I’ve been watching liquid-cooled battery packs go from niche to default in commercial storage. This one, built in 4th Floor, Yanhua Building, Jianshe North Street, Qiaodong District, Shijiazhuang City, Hebei Province, China, is a good example of why: it leans into safety, tight thermal control, and real-world durability. Many customers tell me they’re done with thermal drift and fan noise; liquid systems just run steadier, especially outdoors.
Data centers, EV fast-charging hubs, and solar-plus-storage sites are pushing higher C-rates and denser footprints. Air-cooling struggles above 35–40°C ambient; liquid loops hold cell ΔT to a few degrees, which keeps LFP chemistry happier and extends cycle life. The 1P52S&1P104S Liquid-Cooled Energy Storage Pack sits right in that sweet spot—industrial without being overengineered.
| Parameter | 1P52S (LFP) | 1P104S (LFP) |
|---|---|---|
| Nominal voltage | ≈ 166.4 V (52 × 3.2 V) | ≈ 332.8 V (104 × 3.2 V) |
| Energy (typical) | ≈ 35–55 kWh (cell 210–314 Ah) | ≈ 70–110 kWh (cell 210–314 Ah) |
| Cooling | Liquid loop, plate cooling; 30–40% glycol-water; ΔT in pack ≤ 5–8°C at 0.5C (lab), real-world may vary | |
| Operating temperature | Charge: 0–55°C; Discharge: -20–55°C (with pre-heat) | |
| Protection/BMS | OCP, OVP/UVP, OTP, active/passive balancing, CAN/RS485/Modbus | |
| Certifications (typical) | UN 38.3 transport tested; designed to meet IEC 62619, UL 1973; fire testing per UL 9540A at system level [1][2][3] | |
Materials: high-energy-density LFP prismatic cells, aluminum liquid-cooling plates, flame-retardant enclosure, silicone thermal pads, automotive-grade wiring and connectors.
Methods: laser tab welding; torque-controlled busbar assembly; helium or pressure decay leak testing on coolant loop; conformal coating on PCBs; enclosure sealing to IP55–IP65 (project-specific).
Testing standards: cell/pack characterization at 0.5C–1C; capacity retention >80% after ≈6000–8000 cycles @ 25°C, 80% DoD (typical LFP); functional tests for BMS comms; HV isolation ≥ 500 V DC per IEC guidance. Service life often quoted 10–15 years in C&I duty, longer in milder climates.
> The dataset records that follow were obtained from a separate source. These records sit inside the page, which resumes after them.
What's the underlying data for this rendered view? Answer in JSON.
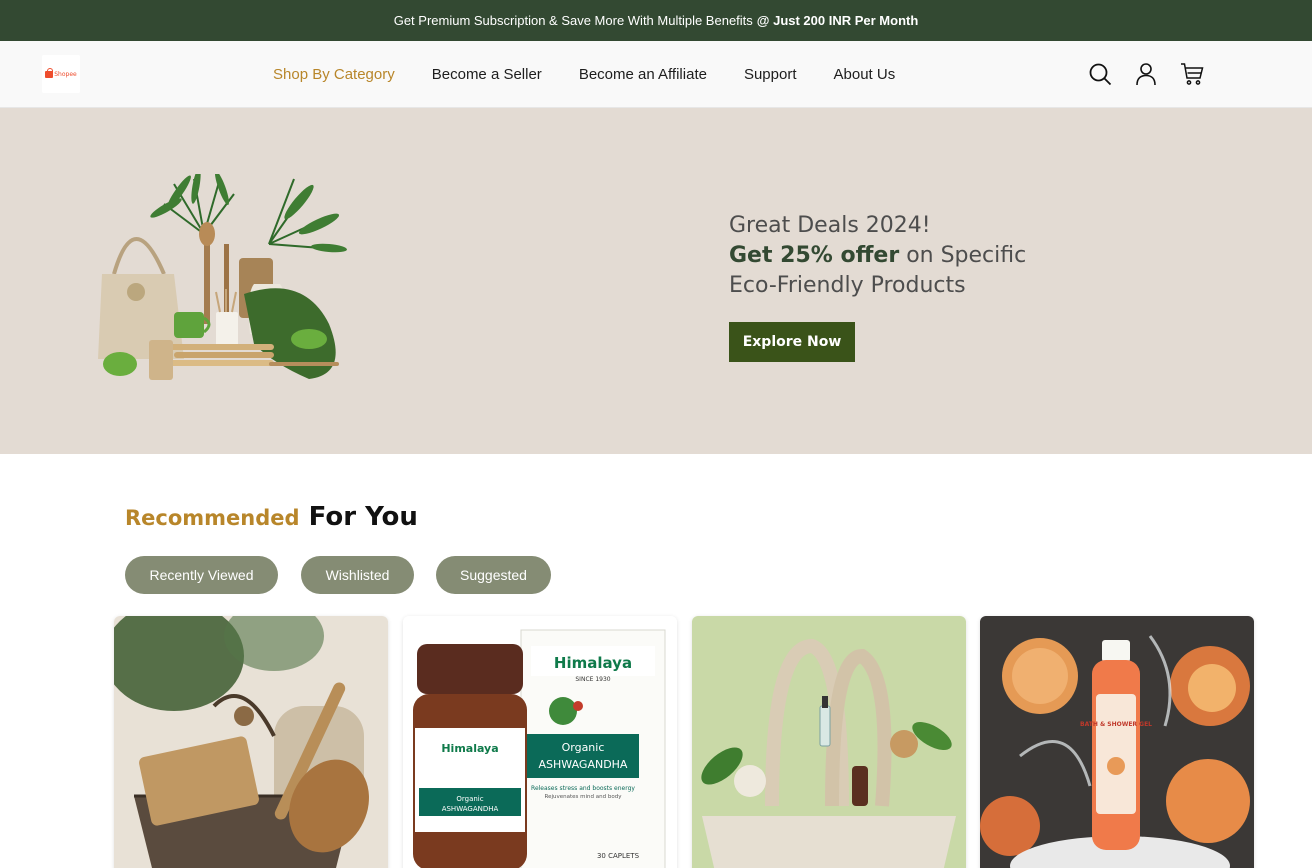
{
  "promo": {
    "text": "Get Premium Subscription & Save More With Multiple Benefits",
    "highlight": "@ Just 200 INR Per Month"
  },
  "logo": {
    "text": "Shopee",
    "color": "#ee4d2d"
  },
  "nav": {
    "links": [
      {
        "label": "Shop By Category",
        "active": true
      },
      {
        "label": "Become a Seller",
        "active": false
      },
      {
        "label": "Become an Affiliate",
        "active": false
      },
      {
        "label": "Support",
        "active": false
      },
      {
        "label": "About Us",
        "active": false
      }
    ],
    "icons": [
      "search-icon",
      "user-icon",
      "cart-icon"
    ]
  },
  "hero": {
    "line1": "Great Deals 2024!",
    "offer_bold": "Get 25% offer",
    "offer_rest": "on Specific",
    "line3": "Eco-Friendly Products",
    "cta": "Explore Now"
  },
  "recommended": {
    "title_accent": "Recommended",
    "title_rest": "For You",
    "filters": [
      "Recently Viewed",
      "Wishlisted",
      "Suggested"
    ]
  },
  "products": [
    {
      "image": "soap-basket-bamboo-brush"
    },
    {
      "image": "himalaya-ashwagandha",
      "brand": "Himalaya",
      "since": "SINCE 1930",
      "name_top": "Organic",
      "name": "ASHWAGANDHA",
      "tagline": "Releases stress and boosts energy",
      "tagline2": "Rejuvenates mind and body",
      "count": "30 CAPLETS"
    },
    {
      "image": "canvas-tote-bag"
    },
    {
      "image": "bath-shower-gel-peach",
      "label": "BATH & SHOWER GEL"
    }
  ],
  "colors": {
    "promo_bg": "#334932",
    "accent": "#b8862a",
    "hero_bg": "#e3dbd3",
    "cta_bg": "#3a5319",
    "pill_bg": "#858c74"
  }
}
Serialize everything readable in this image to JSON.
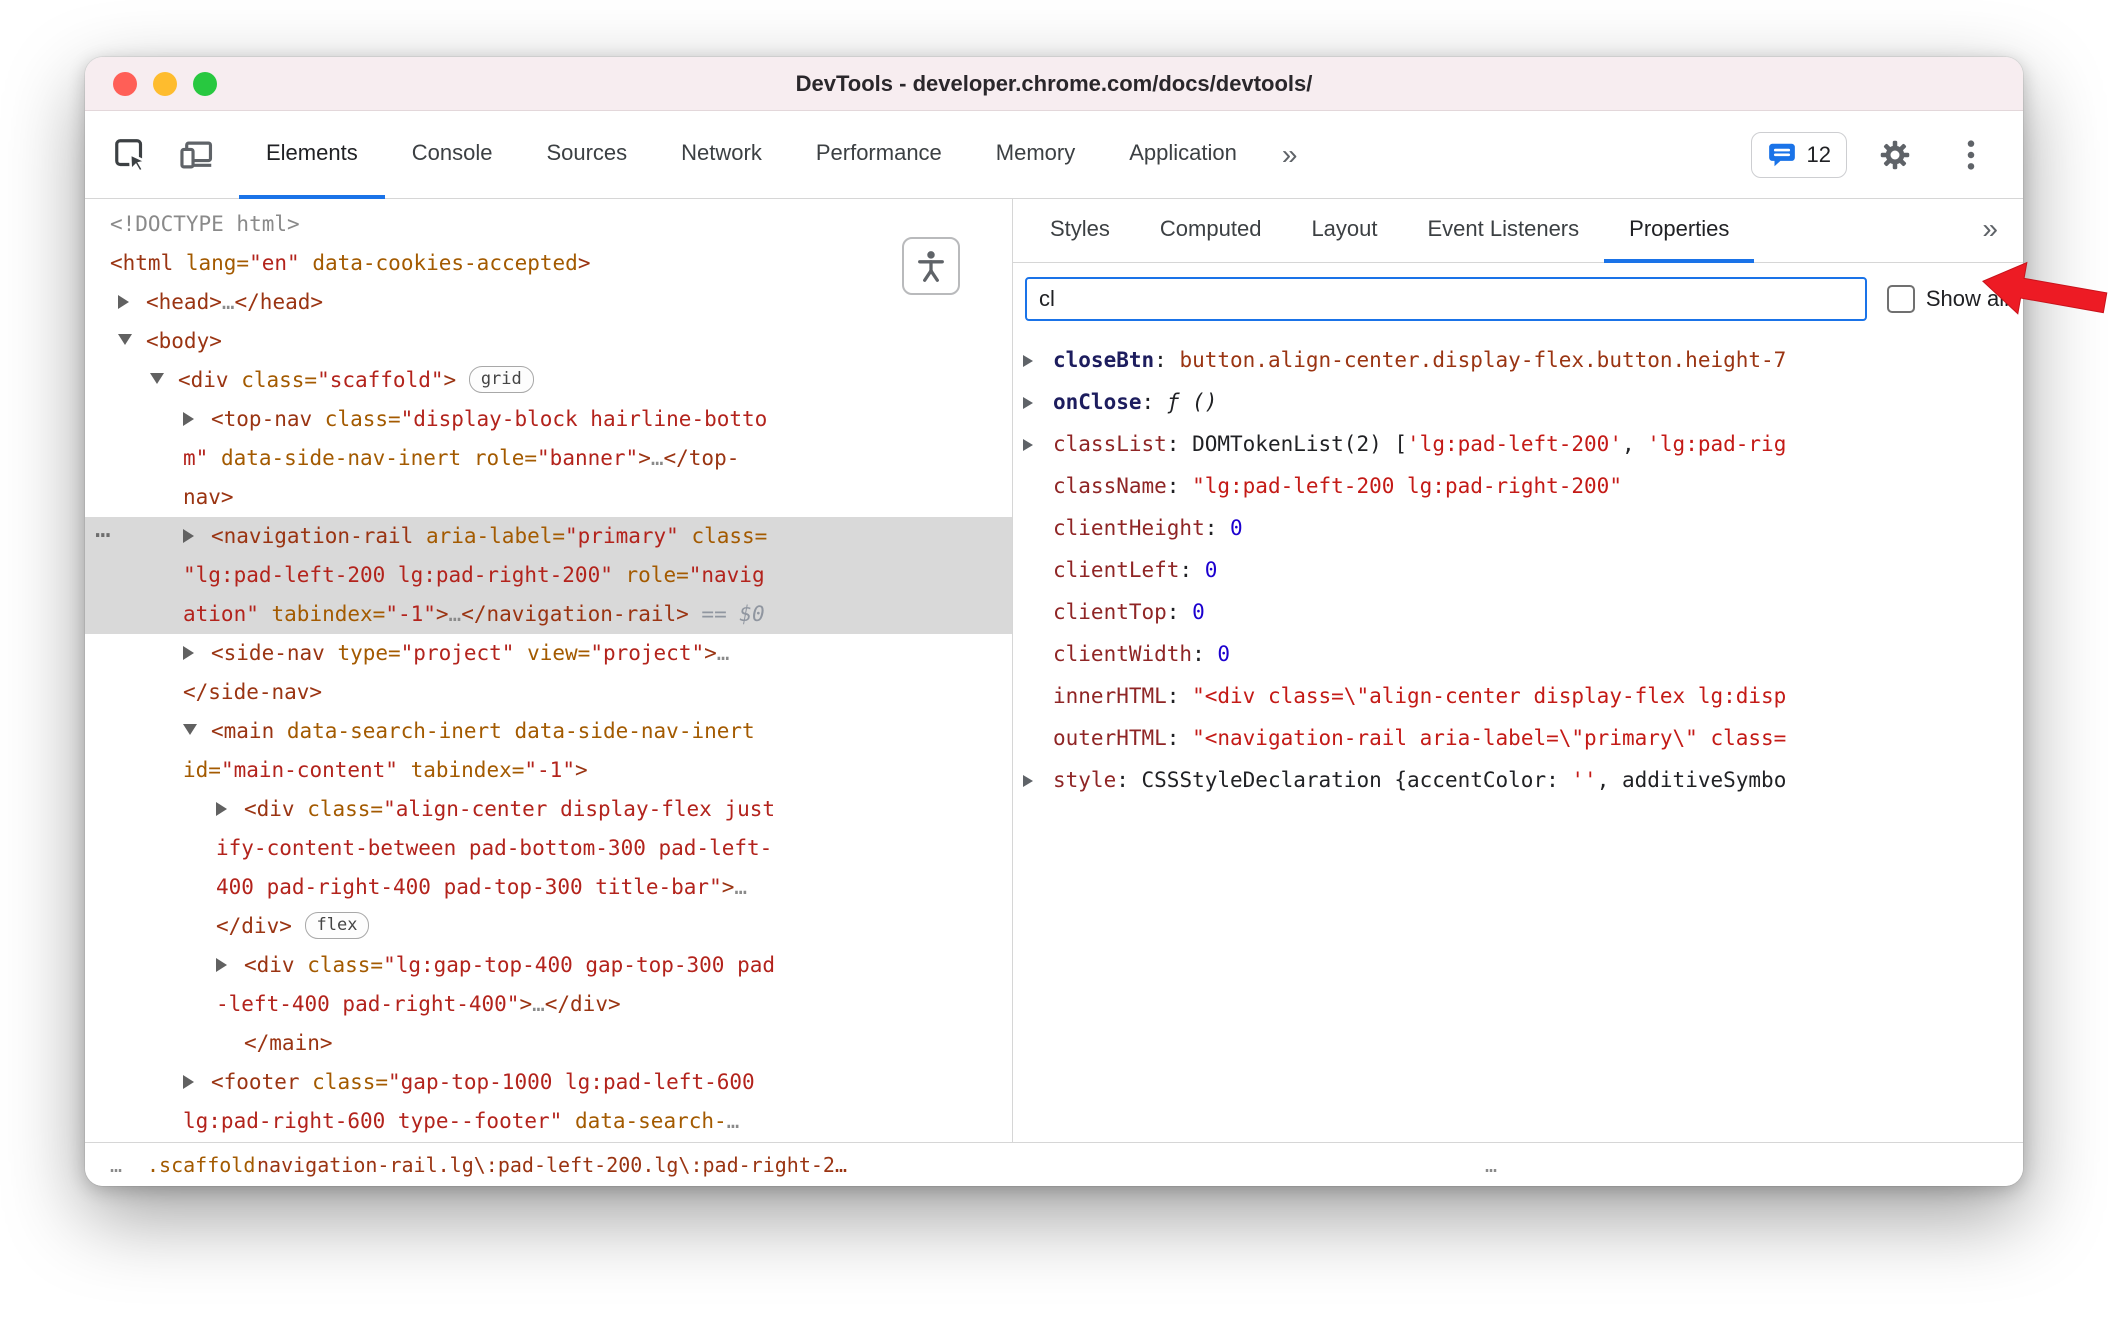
{
  "window": {
    "title": "DevTools - developer.chrome.com/docs/devtools/"
  },
  "toolbar": {
    "tabs": [
      {
        "label": "Elements",
        "selected": true
      },
      {
        "label": "Console",
        "selected": false
      },
      {
        "label": "Sources",
        "selected": false
      },
      {
        "label": "Network",
        "selected": false
      },
      {
        "label": "Performance",
        "selected": false
      },
      {
        "label": "Memory",
        "selected": false
      },
      {
        "label": "Application",
        "selected": false
      }
    ],
    "more_label": "»",
    "issues_count": "12"
  },
  "right_tabs": {
    "tabs": [
      {
        "label": "Styles",
        "selected": false
      },
      {
        "label": "Computed",
        "selected": false
      },
      {
        "label": "Layout",
        "selected": false
      },
      {
        "label": "Event Listeners",
        "selected": false
      },
      {
        "label": "Properties",
        "selected": true
      }
    ],
    "more_label": "»"
  },
  "filter": {
    "value": "cl",
    "show_all_label": "Show all"
  },
  "properties": {
    "rows": [
      {
        "expand": true,
        "own": true,
        "name": "closeBtn",
        "val": [
          {
            "c": "node",
            "t": "button.align-center.display-flex.button.height-7"
          }
        ]
      },
      {
        "expand": true,
        "own": true,
        "name": "onClose",
        "val": [
          {
            "c": "func",
            "t": "ƒ ()"
          }
        ]
      },
      {
        "expand": true,
        "own": false,
        "name": "classList",
        "val": [
          {
            "c": "dark",
            "t": "DOMTokenList(2) ["
          },
          {
            "c": "str",
            "t": "'lg:pad-left-200'"
          },
          {
            "c": "dark",
            "t": ", "
          },
          {
            "c": "str",
            "t": "'lg:pad-rig"
          }
        ]
      },
      {
        "expand": false,
        "own": false,
        "name": "className",
        "val": [
          {
            "c": "str",
            "t": "\"lg:pad-left-200 lg:pad-right-200\""
          }
        ]
      },
      {
        "expand": false,
        "own": false,
        "name": "clientHeight",
        "val": [
          {
            "c": "num",
            "t": "0"
          }
        ]
      },
      {
        "expand": false,
        "own": false,
        "name": "clientLeft",
        "val": [
          {
            "c": "num",
            "t": "0"
          }
        ]
      },
      {
        "expand": false,
        "own": false,
        "name": "clientTop",
        "val": [
          {
            "c": "num",
            "t": "0"
          }
        ]
      },
      {
        "expand": false,
        "own": false,
        "name": "clientWidth",
        "val": [
          {
            "c": "num",
            "t": "0"
          }
        ]
      },
      {
        "expand": false,
        "own": false,
        "name": "innerHTML",
        "val": [
          {
            "c": "str",
            "t": "\"<div class=\\\"align-center display-flex lg:disp"
          }
        ]
      },
      {
        "expand": false,
        "own": false,
        "name": "outerHTML",
        "val": [
          {
            "c": "str",
            "t": "\"<navigation-rail aria-label=\\\"primary\\\" class="
          }
        ]
      },
      {
        "expand": true,
        "own": false,
        "name": "style",
        "val": [
          {
            "c": "dark",
            "t": "CSSStyleDeclaration {accentColor: "
          },
          {
            "c": "str",
            "t": "''"
          },
          {
            "c": "dark",
            "t": ", additiveSymbo"
          }
        ]
      }
    ]
  },
  "dom_tree": {
    "gutter_dots": "…",
    "lines": [
      {
        "lvl": 0,
        "arrow": null,
        "segs": [
          {
            "c": "gray",
            "t": "<!DOCTYPE html>"
          }
        ]
      },
      {
        "lvl": 0,
        "arrow": null,
        "segs": [
          {
            "c": "tag",
            "t": "<html "
          },
          {
            "c": "attr",
            "t": "lang="
          },
          {
            "c": "val",
            "t": "\"en\""
          },
          {
            "c": "plain",
            "t": " "
          },
          {
            "c": "attr",
            "t": "data-cookies-accepted"
          },
          {
            "c": "tag",
            "t": ">"
          }
        ]
      },
      {
        "lvl": 1,
        "arrow": "right",
        "segs": [
          {
            "c": "tag",
            "t": "<head>"
          },
          {
            "c": "gray",
            "t": "…"
          },
          {
            "c": "tag",
            "t": "</head>"
          }
        ]
      },
      {
        "lvl": 1,
        "arrow": "down",
        "segs": [
          {
            "c": "tag",
            "t": "<body>"
          }
        ]
      },
      {
        "lvl": 2,
        "arrow": "down",
        "segs": [
          {
            "c": "tag",
            "t": "<div "
          },
          {
            "c": "attr",
            "t": "class="
          },
          {
            "c": "val",
            "t": "\"scaffold\""
          },
          {
            "c": "tag",
            "t": "> "
          },
          {
            "c": "badge",
            "t": "grid"
          }
        ]
      },
      {
        "lvl": 3,
        "arrow": "right",
        "segs": [
          {
            "c": "tag",
            "t": "<top-nav "
          },
          {
            "c": "attr",
            "t": "class="
          },
          {
            "c": "val",
            "t": "\"display-block hairline-botto\nm\" "
          },
          {
            "c": "attr",
            "t": "data-side-nav-inert"
          },
          {
            "c": "plain",
            "t": " "
          },
          {
            "c": "attr",
            "t": "role="
          },
          {
            "c": "val",
            "t": "\"banner\""
          },
          {
            "c": "tag",
            "t": ">"
          },
          {
            "c": "gray",
            "t": "…"
          },
          {
            "c": "tag",
            "t": "</top-\nnav>"
          }
        ]
      },
      {
        "lvl": 3,
        "arrow": "right",
        "selected": true,
        "gutter": true,
        "segs": [
          {
            "c": "tag",
            "t": "<navigation-rail "
          },
          {
            "c": "attr",
            "t": "aria-label="
          },
          {
            "c": "val",
            "t": "\"primary\" "
          },
          {
            "c": "attr",
            "t": "class=\n"
          },
          {
            "c": "val",
            "t": "\"lg:pad-left-200 lg:pad-right-200\" "
          },
          {
            "c": "attr",
            "t": "role="
          },
          {
            "c": "val",
            "t": "\"navig\nation\" "
          },
          {
            "c": "attr",
            "t": "tabindex="
          },
          {
            "c": "val",
            "t": "\"-1\""
          },
          {
            "c": "tag",
            "t": ">"
          },
          {
            "c": "gray",
            "t": "…"
          },
          {
            "c": "tag",
            "t": "</navigation-rail>"
          },
          {
            "c": "grayi",
            "t": " == $0"
          }
        ]
      },
      {
        "lvl": 3,
        "arrow": "right",
        "segs": [
          {
            "c": "tag",
            "t": "<side-nav "
          },
          {
            "c": "attr",
            "t": "type="
          },
          {
            "c": "val",
            "t": "\"project\" "
          },
          {
            "c": "attr",
            "t": "view="
          },
          {
            "c": "val",
            "t": "\"project\""
          },
          {
            "c": "tag",
            "t": ">"
          },
          {
            "c": "gray",
            "t": "…"
          },
          {
            "c": "tag",
            "t": "\n</side-nav>"
          }
        ]
      },
      {
        "lvl": 3,
        "arrow": "down",
        "segs": [
          {
            "c": "tag",
            "t": "<main "
          },
          {
            "c": "attr",
            "t": "data-search-inert"
          },
          {
            "c": "plain",
            "t": " "
          },
          {
            "c": "attr",
            "t": "data-side-nav-inert\n"
          },
          {
            "c": "attr",
            "t": "id="
          },
          {
            "c": "val",
            "t": "\"main-content\" "
          },
          {
            "c": "attr",
            "t": "tabindex="
          },
          {
            "c": "val",
            "t": "\"-1\""
          },
          {
            "c": "tag",
            "t": ">"
          }
        ]
      },
      {
        "lvl": 4,
        "arrow": "right",
        "segs": [
          {
            "c": "tag",
            "t": "<div "
          },
          {
            "c": "attr",
            "t": "class="
          },
          {
            "c": "val",
            "t": "\"align-center display-flex just\nify-content-between pad-bottom-300 pad-left-\n400 pad-right-400 pad-top-300 title-bar\""
          },
          {
            "c": "tag",
            "t": ">"
          },
          {
            "c": "gray",
            "t": "…"
          },
          {
            "c": "tag",
            "t": "\n</div> "
          },
          {
            "c": "badge",
            "t": "flex"
          }
        ]
      },
      {
        "lvl": 4,
        "arrow": "right",
        "segs": [
          {
            "c": "tag",
            "t": "<div "
          },
          {
            "c": "attr",
            "t": "class="
          },
          {
            "c": "val",
            "t": "\"lg:gap-top-400 gap-top-300 pad\n-left-400 pad-right-400\""
          },
          {
            "c": "tag",
            "t": ">"
          },
          {
            "c": "gray",
            "t": "…"
          },
          {
            "c": "tag",
            "t": "</div>"
          }
        ]
      },
      {
        "lvl": 4,
        "arrow": "space",
        "segs": [
          {
            "c": "tag",
            "t": "</main>"
          }
        ]
      },
      {
        "lvl": 3,
        "arrow": "right",
        "segs": [
          {
            "c": "tag",
            "t": "<footer "
          },
          {
            "c": "attr",
            "t": "class="
          },
          {
            "c": "val",
            "t": "\"gap-top-1000 lg:pad-left-600\nlg:pad-right-600 type--footer\" "
          },
          {
            "c": "attr",
            "t": "data-search-"
          },
          {
            "c": "gray",
            "t": "…"
          }
        ]
      }
    ]
  },
  "breadcrumbs": {
    "items": [
      {
        "t": "…"
      },
      {
        "t": ".scaffold"
      },
      {
        "t": "navigation-rail.lg\\:pad-left-200.lg\\:pad-right-2…"
      },
      {
        "t": "…"
      }
    ]
  },
  "colors": {
    "accent": "#1a73e8",
    "annotation_arrow": "#ed1b24",
    "selection_bg": "#d9d9d9"
  }
}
In a Hebei industrial park, a cluster of four 1P52S&1P104S Liquid-Cooled Energy Storage Pack units paired with 800 kW PV cut summer demand charges by ≈18% (utility bills tell the story). A facilities manager told me, “Noise dropped, alarms dropped; maintenance is mainly coolant checks.” Another integrator liked the tight cell temperature spread—“We saw 4–6°C ΔT at 0.6C discharge on a 36°C day.” Anecdotal, yes, but consistent with lab data.
| Vendor | Cooling | Certs (typical) | Cycle life (claim) | Lead time |
|---|---|---|---|---|
| This product | Liquid plates | UN38.3, IEC 62619/UL 1973 design basis, UL 9540A (system) | ≈6000–8000 @80% DoD | Around 6–10 weeks |
| Vendor A (air-cooled) | Forced air | UN38.3, IEC 62619 | ≈4000–6000 | 4–8 weeks |
| Vendor B (liquid) | Liquid + chiller | UN38.3, UL 1973, UL 9540A | ≈6000–9000 | 10–14 weeks |
Options usually include cell Ah selection, coolant type (freeze point), CAN mapping to inverters (Sungrow, SMA, Huawei, etc.), enclosure IP rating, fire detection ports, and rack stacking. For grid-tied systems, spec it alongside containerized PCS and ensure site-level UL 9540A test data aligns with local AHJ requirements—saves time later.